All three men glanced nervously at each other, but the talkative one who identified himself as Louis seemed eager to speak more of it.
“I heard it from one of those Milanese bastards who heard it from some Bulgarian whore that travels with a gypsy band or another that he is here about. Right now… in this camp somewhere! A loner, they say never fails in any bloody task in exchange for a few florins.”
“Well, I heard he guarded a caravan that traveled through the Alpine passes some time ago. They was attacked by bandits, outnumbered twenty to one…”
“And?” Gwilym sat forward eagerly, devouring every word.
“He killed every last one of them bandits and got the caravan through, but the merchant master paid him and sent him on his way before they reached Munich. The merchants were terrified of him.”
“He is from the Cursed Land,” said Debon, eager to join the gossip. “Through the eastern gap of the Carpathian mountains into the Borgo Pass and beyond into Transylvania. I met a man who made the journey and he told me thus: ‘Naught but bandits, twisting woods and the biggest wolves you ever saw! Ones that do not fear men and attack with an unholy intelligence that reeks of Hell’s influence upon them.’”

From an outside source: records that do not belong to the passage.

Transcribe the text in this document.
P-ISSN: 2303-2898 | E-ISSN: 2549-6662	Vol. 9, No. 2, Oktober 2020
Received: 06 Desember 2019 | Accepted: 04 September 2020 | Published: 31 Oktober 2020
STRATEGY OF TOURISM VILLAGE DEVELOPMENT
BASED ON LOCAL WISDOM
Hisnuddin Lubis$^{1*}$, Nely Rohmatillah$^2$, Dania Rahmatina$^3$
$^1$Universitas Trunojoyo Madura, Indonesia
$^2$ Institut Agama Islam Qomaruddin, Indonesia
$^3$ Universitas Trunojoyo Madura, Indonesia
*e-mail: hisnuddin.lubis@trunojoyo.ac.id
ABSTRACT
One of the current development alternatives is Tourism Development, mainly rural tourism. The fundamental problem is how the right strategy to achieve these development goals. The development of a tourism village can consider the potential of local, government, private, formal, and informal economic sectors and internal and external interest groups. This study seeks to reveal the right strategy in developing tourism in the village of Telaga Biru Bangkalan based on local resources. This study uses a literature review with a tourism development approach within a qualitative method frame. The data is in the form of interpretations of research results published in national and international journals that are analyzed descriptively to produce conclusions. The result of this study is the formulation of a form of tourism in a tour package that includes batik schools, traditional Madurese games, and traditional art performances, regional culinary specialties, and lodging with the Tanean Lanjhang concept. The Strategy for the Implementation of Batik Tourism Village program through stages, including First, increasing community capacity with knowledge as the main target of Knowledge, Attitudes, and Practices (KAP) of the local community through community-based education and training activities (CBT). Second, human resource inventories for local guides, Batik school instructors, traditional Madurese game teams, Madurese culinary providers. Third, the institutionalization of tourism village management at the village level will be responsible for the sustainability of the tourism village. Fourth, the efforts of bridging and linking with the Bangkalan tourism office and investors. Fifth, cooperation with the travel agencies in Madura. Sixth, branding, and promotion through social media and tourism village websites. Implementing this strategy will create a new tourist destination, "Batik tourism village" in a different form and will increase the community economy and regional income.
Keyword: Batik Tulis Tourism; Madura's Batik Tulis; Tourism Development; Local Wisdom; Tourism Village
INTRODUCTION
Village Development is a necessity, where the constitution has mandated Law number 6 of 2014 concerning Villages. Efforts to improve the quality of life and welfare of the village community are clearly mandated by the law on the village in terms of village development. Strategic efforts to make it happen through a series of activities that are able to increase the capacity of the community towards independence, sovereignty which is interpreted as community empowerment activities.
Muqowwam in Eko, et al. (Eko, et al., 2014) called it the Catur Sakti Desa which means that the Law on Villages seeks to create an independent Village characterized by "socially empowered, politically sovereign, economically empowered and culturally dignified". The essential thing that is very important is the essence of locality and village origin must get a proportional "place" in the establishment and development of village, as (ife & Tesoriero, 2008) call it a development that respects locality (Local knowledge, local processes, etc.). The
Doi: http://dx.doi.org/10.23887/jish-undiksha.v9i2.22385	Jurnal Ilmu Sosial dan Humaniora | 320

They paused and sipped ale from pewter goblets. Gwilym digested the information silently.
“He’s a Pagan too, I
think,” Stefan added offhandedly.
Gwilym listened for what seemed like hours to bits and pieces of different stories, mismatched and without any verse or rhyme to them. Before long the three mercenaries had all passed out into oblivion with the aid of their ale sack. Some of their information remarkably coincided with what Radu had told him, while most was clearly hearsay and rumor. Gwilym was already writing verses of a song in his head, joining together the best parts of both.
Gwilym felt an excitement run up his spine that only came when the muse was upon him. He was certain of one thing: that the men had been mistaken about Radu being the man in all their stories. Too many of them overlapped and would have placed Radu in two places at once. Also, as violent as Radu was, many of the stories seemed engaged in cruelties that Gwilym believed were beyond even Radu.
The next day was August 25 and King Edward and several of his inner circle of nobles including the Prince of Wales were on a hunt. Crecy belonged to the King. Small wonder he felt entitled to hunt its woods.
The English camps bustled with the sounds of hammers hitting metals, a buzz of chatter in at least six different languages, the sizzle of meat and the bubbling of pottage over fire pits. There was a sense of unhurried joviality about the whole scene. Gwilym worked out a line or two as he walked: Betwixt the distant homes and near to battle, steel clad giants— yet mingling like cattle.
Dafydd ap Gwilym spoke to the English, in their own language, with a care for his words. Their conversations could be congenial, but often were weighted with suspicion and perhaps a little fear. Gwilym’s grin was mocking, his eyes sly. He knew where a Welshman stood with the English.
“Our King’s grandfather conquered that hill and deep forest folk, yet I would fain wonder to their loyalty’” or “I will share my ale with him, but I keep a blade at hand!” The words could cut, but never draw blood.